Autonomy

I utterly hate to travel. I just want to be. I function fairly well even with both my hip issue and my wobbly legs and knees. I use the walker for stability when moving. I’m just fine when I stand still depending on the when I take certain meds.

There are things that fit logically into the picture. After nearly 3 years, I am kindly going to request we move a few pieces of furniture. It will help. It’s not that we need more furniture, it’s that they need strategic placement.

Then there’s the incline between the house and the street. The right of way is all grass. I don’t want a step or concrete incline. I need wheels like this transportable wheelchair. My husband can feel useful, and I can get from point a to point b much faster. Allowing assistance is not a bad thing. We fixed that.

It isn’t small at all. I fit just fine. We won’t need another wheelchair at the hospital and it folds up beautifully to fit in a trunk. It’s a Drive Blue Streak. Cool.

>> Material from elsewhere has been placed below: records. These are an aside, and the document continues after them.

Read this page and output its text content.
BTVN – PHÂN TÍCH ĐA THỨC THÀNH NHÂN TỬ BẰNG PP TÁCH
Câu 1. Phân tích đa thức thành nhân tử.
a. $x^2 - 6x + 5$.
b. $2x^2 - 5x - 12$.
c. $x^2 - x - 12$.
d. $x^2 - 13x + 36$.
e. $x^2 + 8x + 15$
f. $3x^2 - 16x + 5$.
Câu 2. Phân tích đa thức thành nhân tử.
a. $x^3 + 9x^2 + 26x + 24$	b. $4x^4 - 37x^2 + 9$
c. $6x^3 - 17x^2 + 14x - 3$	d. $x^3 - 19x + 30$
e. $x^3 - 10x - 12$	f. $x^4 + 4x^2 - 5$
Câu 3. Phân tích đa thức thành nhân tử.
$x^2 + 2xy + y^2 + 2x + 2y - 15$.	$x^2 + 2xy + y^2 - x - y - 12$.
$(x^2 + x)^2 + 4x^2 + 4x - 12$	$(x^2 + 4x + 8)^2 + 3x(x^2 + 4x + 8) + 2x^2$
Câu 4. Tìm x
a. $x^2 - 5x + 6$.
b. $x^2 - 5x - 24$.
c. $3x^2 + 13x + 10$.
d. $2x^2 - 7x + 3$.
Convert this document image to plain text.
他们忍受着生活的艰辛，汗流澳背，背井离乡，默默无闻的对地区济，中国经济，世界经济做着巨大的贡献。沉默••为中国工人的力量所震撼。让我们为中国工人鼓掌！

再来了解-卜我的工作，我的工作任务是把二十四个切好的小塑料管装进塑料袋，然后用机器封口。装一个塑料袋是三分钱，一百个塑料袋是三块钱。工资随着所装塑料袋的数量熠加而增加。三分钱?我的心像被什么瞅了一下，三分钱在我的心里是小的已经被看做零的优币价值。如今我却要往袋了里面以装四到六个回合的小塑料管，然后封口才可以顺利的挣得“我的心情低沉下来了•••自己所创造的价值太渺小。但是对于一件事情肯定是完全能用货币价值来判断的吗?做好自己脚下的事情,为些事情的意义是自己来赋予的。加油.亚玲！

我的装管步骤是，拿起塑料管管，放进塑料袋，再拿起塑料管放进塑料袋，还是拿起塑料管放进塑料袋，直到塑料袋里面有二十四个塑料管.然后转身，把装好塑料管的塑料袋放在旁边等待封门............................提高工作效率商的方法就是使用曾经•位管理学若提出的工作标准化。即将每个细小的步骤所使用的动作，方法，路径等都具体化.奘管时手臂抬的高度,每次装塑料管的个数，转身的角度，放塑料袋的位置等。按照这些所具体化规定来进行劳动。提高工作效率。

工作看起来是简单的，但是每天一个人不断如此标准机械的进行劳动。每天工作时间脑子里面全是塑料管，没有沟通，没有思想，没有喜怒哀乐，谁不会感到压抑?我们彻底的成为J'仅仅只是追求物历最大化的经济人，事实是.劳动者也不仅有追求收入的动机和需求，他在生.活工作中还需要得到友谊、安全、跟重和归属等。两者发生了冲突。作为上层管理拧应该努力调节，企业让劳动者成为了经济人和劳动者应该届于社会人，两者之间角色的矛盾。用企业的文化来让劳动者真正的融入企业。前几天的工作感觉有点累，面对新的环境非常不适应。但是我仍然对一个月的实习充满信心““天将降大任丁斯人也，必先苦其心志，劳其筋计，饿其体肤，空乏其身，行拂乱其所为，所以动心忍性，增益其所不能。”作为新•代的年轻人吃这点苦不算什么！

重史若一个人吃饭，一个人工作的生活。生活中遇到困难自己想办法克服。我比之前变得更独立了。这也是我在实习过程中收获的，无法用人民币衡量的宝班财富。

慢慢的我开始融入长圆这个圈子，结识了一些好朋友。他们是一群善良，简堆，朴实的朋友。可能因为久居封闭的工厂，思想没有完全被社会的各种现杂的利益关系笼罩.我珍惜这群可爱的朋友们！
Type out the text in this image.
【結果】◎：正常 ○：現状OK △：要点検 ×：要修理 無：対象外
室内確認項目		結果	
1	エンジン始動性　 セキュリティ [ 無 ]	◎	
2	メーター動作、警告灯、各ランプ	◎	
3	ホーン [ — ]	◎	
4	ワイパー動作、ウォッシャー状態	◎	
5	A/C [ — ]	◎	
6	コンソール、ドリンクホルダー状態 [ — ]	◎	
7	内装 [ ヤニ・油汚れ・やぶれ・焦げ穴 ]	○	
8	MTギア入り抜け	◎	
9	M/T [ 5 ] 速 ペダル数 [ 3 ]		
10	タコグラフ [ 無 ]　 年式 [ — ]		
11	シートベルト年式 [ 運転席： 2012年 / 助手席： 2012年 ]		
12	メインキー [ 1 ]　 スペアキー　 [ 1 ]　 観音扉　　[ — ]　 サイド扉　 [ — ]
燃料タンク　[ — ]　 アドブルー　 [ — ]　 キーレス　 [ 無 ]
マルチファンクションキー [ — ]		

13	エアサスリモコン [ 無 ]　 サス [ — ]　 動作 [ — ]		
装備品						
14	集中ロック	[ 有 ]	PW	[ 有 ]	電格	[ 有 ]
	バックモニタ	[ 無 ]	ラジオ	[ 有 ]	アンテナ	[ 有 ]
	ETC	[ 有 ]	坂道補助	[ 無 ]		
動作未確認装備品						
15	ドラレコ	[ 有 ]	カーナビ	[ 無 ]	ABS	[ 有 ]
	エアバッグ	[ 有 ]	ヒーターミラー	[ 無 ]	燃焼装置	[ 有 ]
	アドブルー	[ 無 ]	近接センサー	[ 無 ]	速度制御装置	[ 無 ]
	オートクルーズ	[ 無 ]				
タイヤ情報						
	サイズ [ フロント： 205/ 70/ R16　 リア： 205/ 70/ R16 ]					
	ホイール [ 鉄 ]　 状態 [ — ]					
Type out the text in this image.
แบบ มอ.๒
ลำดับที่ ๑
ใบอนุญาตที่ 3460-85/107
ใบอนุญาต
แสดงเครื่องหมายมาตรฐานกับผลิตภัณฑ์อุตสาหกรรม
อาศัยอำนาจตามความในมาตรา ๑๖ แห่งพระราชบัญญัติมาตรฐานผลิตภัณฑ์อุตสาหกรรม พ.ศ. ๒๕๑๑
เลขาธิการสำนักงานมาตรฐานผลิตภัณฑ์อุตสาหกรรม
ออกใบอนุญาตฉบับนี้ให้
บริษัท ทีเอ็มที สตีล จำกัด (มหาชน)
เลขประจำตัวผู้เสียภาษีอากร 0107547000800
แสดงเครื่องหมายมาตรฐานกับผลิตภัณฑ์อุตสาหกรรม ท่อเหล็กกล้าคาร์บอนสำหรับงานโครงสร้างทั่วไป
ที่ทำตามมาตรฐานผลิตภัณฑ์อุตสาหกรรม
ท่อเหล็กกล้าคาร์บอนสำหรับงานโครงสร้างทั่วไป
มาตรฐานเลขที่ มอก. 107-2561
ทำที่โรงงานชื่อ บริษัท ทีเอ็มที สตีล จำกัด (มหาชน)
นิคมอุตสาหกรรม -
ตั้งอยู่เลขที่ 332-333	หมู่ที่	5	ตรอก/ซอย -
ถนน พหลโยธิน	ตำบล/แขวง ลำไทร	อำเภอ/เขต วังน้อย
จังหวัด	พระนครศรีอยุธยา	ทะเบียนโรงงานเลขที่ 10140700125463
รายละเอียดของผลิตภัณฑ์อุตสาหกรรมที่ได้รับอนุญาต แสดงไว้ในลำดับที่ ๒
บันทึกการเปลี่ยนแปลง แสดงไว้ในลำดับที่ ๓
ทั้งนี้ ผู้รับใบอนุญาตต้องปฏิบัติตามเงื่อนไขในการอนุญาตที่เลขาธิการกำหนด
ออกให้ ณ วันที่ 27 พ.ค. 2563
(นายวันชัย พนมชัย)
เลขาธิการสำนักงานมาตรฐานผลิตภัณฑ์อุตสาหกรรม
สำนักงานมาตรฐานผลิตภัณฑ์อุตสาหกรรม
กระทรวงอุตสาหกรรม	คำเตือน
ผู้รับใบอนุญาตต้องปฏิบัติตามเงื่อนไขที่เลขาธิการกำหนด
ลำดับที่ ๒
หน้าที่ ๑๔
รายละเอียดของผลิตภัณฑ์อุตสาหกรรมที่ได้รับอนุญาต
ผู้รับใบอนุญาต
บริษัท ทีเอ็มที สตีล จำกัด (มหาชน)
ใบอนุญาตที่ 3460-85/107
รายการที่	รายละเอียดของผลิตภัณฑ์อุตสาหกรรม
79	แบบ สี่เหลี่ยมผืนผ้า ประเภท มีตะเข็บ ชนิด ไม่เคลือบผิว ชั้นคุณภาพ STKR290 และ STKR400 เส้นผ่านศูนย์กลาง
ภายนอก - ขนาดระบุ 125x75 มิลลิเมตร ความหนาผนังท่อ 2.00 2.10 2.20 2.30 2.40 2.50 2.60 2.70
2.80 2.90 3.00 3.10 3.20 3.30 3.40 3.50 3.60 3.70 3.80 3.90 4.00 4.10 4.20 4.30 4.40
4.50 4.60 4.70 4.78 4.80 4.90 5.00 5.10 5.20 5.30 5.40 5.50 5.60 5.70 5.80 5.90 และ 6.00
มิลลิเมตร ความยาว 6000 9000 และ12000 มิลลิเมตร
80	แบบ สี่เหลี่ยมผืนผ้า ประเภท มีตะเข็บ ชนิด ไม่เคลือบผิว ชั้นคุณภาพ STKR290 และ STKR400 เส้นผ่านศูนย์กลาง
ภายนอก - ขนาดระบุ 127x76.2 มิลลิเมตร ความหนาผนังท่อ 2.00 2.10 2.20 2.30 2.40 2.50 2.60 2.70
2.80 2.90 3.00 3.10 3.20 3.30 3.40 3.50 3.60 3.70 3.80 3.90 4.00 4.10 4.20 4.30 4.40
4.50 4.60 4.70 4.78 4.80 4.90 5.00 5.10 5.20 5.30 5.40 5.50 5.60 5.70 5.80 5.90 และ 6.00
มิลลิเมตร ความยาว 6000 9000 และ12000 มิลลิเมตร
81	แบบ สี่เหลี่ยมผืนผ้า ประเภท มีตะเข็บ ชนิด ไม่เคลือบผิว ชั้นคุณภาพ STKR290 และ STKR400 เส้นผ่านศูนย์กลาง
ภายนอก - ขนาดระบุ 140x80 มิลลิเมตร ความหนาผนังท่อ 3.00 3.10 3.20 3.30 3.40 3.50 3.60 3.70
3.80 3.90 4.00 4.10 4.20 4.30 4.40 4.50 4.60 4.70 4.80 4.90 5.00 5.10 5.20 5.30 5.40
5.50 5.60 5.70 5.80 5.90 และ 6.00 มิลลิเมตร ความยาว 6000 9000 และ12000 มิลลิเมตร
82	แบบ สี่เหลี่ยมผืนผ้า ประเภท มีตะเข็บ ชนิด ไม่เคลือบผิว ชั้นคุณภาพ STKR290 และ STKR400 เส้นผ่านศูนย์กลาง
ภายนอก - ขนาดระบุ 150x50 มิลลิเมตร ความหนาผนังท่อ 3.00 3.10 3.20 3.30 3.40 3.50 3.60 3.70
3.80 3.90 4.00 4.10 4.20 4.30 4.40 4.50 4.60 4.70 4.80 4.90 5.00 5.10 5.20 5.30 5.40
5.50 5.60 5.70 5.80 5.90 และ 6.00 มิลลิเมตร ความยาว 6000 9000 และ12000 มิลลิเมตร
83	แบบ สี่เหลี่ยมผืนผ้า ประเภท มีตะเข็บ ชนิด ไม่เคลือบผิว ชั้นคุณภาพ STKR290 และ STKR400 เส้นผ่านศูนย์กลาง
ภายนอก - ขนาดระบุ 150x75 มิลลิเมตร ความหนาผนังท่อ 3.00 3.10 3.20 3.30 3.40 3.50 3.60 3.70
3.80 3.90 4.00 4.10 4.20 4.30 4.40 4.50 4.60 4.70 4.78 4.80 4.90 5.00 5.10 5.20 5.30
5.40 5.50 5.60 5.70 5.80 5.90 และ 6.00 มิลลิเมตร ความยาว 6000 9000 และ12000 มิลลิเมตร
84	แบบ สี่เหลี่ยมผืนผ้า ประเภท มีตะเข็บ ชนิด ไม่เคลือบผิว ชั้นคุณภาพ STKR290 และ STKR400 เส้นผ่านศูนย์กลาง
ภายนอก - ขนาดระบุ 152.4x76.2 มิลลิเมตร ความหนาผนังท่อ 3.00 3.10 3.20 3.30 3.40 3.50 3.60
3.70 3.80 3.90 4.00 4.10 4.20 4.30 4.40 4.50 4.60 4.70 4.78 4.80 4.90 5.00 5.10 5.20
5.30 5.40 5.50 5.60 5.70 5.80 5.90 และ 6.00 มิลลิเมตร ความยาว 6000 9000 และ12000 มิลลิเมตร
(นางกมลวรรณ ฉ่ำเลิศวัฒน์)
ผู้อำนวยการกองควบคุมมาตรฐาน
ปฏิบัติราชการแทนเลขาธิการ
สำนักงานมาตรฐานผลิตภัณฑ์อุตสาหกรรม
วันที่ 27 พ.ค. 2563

As far as my autonomy otherwise is concerned, I am now allowed to feed the cats. I can feed them both dry and canned now. I have no problem with that. At night it’s a challenge because I have to find lights in the dark and not trip over so much crap in the way. I just need to move things around. A clean house is a safer house.

Sometimes I feel like a horse hobbled to a post that people then claim is crippled when it’s clearly not. I need patience. We’re getting there. Slowly.